Instead of blaming the public who are doing their best and making an effort, send the bill to the people who are lying and not making the effort. Maybe send some of them to jail too, the US has far too much tolerance for corporate fraud.
This is really the only way to improve the situation. Hold the companies generating the plastic “trash” responsible via taxes/fines. The regulatory pressure will make a difference.
Maybe instead of jail we can get those convicted to have the recycle logo branded on their forehead?
> Instead of blaming the public who are doing their best and making an effort, send the bill to the people who are lying and not making the effort

Evidence for this? I can point to dozens of members of the public that I know who aren't making an effort or doing their best, and people in companies who are. It seems like you just have an axe to grind.

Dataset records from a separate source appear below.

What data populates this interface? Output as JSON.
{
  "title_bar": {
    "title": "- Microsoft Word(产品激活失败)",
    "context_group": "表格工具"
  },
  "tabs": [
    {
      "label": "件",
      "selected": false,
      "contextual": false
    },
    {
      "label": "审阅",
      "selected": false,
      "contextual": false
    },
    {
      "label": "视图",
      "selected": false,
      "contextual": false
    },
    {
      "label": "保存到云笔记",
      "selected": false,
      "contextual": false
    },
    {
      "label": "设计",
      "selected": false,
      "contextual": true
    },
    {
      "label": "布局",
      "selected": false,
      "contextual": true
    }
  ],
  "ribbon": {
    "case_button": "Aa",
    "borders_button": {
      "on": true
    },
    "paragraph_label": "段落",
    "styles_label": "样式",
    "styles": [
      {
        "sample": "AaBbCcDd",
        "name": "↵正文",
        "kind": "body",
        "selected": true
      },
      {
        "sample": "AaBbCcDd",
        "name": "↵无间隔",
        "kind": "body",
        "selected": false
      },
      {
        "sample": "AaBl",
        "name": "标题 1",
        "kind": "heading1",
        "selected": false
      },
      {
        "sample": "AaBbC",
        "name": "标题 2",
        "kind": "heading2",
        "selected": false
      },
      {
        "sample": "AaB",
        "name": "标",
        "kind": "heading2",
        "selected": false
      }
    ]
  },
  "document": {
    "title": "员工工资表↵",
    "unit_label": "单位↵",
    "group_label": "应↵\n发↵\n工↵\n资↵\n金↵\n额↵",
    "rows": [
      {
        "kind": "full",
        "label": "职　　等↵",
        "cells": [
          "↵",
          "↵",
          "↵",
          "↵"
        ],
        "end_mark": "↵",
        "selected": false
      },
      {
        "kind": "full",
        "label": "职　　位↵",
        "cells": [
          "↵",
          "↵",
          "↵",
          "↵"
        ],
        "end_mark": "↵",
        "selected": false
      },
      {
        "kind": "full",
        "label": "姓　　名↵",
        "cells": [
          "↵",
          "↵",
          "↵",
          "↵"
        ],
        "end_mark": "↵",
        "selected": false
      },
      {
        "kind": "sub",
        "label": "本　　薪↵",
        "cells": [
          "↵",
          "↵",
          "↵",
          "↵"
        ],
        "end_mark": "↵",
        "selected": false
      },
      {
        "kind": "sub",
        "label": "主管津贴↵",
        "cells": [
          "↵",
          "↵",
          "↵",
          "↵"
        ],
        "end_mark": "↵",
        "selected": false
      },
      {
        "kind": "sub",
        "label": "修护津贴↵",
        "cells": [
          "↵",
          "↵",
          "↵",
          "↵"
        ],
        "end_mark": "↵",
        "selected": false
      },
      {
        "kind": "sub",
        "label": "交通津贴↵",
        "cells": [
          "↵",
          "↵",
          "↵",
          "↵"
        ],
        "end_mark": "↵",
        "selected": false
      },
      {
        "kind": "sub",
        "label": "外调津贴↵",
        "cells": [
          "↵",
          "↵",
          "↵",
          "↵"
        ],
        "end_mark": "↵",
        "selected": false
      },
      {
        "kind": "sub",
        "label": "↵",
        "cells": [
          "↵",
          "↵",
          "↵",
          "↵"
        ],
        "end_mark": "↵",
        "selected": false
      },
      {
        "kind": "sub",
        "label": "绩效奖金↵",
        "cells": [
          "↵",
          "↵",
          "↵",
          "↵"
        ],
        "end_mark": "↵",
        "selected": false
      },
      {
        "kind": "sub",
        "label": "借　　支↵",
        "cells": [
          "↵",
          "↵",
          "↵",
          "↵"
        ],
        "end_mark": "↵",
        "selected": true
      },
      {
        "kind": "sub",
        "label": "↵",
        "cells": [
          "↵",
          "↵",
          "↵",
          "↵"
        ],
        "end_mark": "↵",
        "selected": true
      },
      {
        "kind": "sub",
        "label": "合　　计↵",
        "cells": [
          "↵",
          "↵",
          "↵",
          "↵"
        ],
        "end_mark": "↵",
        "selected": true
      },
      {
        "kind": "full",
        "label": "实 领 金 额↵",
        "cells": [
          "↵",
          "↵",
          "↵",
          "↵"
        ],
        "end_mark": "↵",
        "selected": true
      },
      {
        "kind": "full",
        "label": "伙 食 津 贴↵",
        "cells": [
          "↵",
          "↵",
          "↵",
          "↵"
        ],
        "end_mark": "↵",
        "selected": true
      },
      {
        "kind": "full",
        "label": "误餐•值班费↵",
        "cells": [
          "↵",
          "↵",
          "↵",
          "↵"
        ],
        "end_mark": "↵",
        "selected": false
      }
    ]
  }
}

The people who are recycling their plastics are doing their best, even though their well-intentioned actions aren't effective. A previous post was suggesting that they are somehow at fault for not paying ore attention and compelling regulators to act.
In my city it's public knowledge...

As in, a URL that you could post or something? Because if Redmond, WA came out and made it "public knowledge" that Waste Management was tossing our plastic straight into the landfill, someone's getting a spanking. Now, that's not to say that it doesn't happen, I'm just questioning that any municipality would be so upfront as to make public want many already suspect. But if that's actually the case, I'd love to read up.

None of these links back up your initial allegation.

They mostly talk about a recycling center that is producing low quality recyclables with other materials mixed in because they've had issues with their sorting machines, currently involving a lawsuit with the manufacturer.

The closest parallel is the use of crushed mixed glass as landfill cover, which is down-cycling, since they'd need to buy sand instead, which crushed glass is a substitute for.

Thank you for going to the effort to post links. However, I wasted my time on the first link only to find that it doesn't support your assertion. I will assume the other two links are equally unsupportive of your point (and sibling comment confirms).